By Kim Dixon
WASHINGTON (Reuters) - The top Republican tax writer in the House of Representatives is close to releasing a draft on ways to revamp corporate taxes levied on complex financial products, a committee aide said on Wednesday.
The proposal, expected as early as this week, will come from House Ways and Means Committee Chairman Dave Camp, whose panel has been exploring a broad tax code overhaul for more than a year.
Camp wants to slash the top corporate tax rate to 25 percent from 35 percent and simplify the code. Critics of the current corporate tax system note that the United States has one of the steepest corporate tax rates in the world.
Most companies do not pay the top rate, after deductions and other tax breaks. But both parties agree, including Democratic President Barack Obama, that the official rate should be cut.
The House panel, along with the Senate Finance Committee, held a joint hearing on financial products in late 2011, exploring the taxation of stocks, bonds and derivatives.
One witness at the time said derivatives-based tax avoidance strategies are draining revenue from federal coffers.
Under corporate tax law, interest paid on debt is tax deductible, a feature of the tax code that is often abused, and critics say unwisely favors debt over equity.
"Not surprisingly they are looking to confer some of that knowledge into a discussion draft for a possible piece of tax reform," said Jon Traub, a former staff director to Camp who now works as a consultant at Big Four accounting firm Deloitte.
Both congressional panels have been holding hearings to explore a revamp of the entire tax code for more than a year.
TAX REVAMP EYED
Camp has said he will release legislation meant to accomplish that politically daunting feat in 2013, but it is unclear if the effort could garner the backing of Democrats.
Congress is locked in a series of budget battles, including over the debt ceiling and automatic spending cuts.
In 2011, Camp released a discussion draft on international taxation, outlining a series of options for how multinational companies are taxed on foreign profits. Most companies and Republicans back a system of "territorial" taxation, where offshore profits would be largely exempt from U.S. tax.

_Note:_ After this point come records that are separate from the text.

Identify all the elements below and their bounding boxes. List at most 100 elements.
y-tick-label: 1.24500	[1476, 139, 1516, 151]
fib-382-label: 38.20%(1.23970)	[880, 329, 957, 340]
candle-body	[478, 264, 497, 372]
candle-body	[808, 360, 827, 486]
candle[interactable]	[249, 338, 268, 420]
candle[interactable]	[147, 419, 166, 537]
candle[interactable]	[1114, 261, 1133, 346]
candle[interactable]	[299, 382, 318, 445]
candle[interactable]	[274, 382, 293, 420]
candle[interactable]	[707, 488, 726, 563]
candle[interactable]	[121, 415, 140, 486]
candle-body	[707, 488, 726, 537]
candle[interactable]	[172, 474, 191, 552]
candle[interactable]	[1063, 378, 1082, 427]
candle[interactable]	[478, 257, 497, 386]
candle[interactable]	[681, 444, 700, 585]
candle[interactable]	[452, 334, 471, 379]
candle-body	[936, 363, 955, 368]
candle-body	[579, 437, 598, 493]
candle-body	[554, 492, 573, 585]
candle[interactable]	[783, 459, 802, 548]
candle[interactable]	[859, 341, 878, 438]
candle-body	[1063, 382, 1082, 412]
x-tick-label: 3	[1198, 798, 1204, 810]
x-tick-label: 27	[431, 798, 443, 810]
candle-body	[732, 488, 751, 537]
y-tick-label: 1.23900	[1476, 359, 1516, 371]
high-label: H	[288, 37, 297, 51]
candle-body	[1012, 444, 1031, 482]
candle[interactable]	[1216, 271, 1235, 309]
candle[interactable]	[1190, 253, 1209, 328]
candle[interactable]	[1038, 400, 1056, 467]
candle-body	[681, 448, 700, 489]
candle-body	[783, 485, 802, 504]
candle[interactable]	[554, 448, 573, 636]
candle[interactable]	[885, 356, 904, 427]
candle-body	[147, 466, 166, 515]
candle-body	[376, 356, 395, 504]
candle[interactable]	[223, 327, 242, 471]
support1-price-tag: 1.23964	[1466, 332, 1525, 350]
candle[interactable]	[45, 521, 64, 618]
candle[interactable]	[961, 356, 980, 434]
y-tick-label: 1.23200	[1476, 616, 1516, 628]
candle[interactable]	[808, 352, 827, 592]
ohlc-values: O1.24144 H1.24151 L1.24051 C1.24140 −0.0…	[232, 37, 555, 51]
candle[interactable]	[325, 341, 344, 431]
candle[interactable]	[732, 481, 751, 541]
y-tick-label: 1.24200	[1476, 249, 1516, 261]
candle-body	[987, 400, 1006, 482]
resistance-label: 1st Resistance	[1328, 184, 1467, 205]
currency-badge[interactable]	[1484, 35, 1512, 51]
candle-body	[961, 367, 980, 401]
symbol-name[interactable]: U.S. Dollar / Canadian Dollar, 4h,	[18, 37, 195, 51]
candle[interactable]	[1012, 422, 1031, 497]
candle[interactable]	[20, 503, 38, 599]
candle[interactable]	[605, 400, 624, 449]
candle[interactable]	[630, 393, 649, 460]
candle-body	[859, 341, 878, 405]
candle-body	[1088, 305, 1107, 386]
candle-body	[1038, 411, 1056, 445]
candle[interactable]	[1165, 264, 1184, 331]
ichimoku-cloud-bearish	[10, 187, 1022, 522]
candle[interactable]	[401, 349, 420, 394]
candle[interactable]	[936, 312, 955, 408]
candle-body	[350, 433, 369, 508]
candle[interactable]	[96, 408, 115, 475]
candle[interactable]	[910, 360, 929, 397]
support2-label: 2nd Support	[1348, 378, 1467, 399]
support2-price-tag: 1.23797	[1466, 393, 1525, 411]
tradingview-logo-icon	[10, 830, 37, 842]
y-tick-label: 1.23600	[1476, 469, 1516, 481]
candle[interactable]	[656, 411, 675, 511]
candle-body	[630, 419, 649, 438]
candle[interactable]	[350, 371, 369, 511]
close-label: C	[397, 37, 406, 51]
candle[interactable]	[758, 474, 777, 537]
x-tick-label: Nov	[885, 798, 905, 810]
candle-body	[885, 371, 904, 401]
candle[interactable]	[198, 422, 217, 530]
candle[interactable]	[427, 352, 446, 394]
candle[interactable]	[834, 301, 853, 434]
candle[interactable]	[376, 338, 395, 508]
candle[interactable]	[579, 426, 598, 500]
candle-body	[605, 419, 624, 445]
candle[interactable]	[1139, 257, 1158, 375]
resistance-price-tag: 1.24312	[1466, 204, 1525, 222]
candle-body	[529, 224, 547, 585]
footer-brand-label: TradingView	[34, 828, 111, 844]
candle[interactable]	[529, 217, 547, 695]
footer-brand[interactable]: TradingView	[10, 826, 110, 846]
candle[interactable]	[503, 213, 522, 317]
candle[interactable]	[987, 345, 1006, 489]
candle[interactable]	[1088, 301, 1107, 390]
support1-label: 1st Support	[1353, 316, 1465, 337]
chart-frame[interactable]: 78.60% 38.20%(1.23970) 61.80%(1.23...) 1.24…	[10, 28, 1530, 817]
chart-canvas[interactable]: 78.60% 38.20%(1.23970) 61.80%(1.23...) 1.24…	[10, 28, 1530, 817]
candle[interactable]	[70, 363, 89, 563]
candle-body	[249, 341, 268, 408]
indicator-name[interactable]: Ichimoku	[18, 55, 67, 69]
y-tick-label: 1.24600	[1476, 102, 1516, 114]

Obama has backed sticking with the current "worldwide" system, where companies are taxed on all profits earned.
At the same time, Treasury Secretary Timothy Geithner was moving in the direction of a territorial tax system during 2011 budget talks, according to congressional aides.
Camp has been working with his Senate counterpart, Democrat Max Baucus, chairman of the Senate Finance Committee, to come together on these issues, but there has been little visible progress over the past year.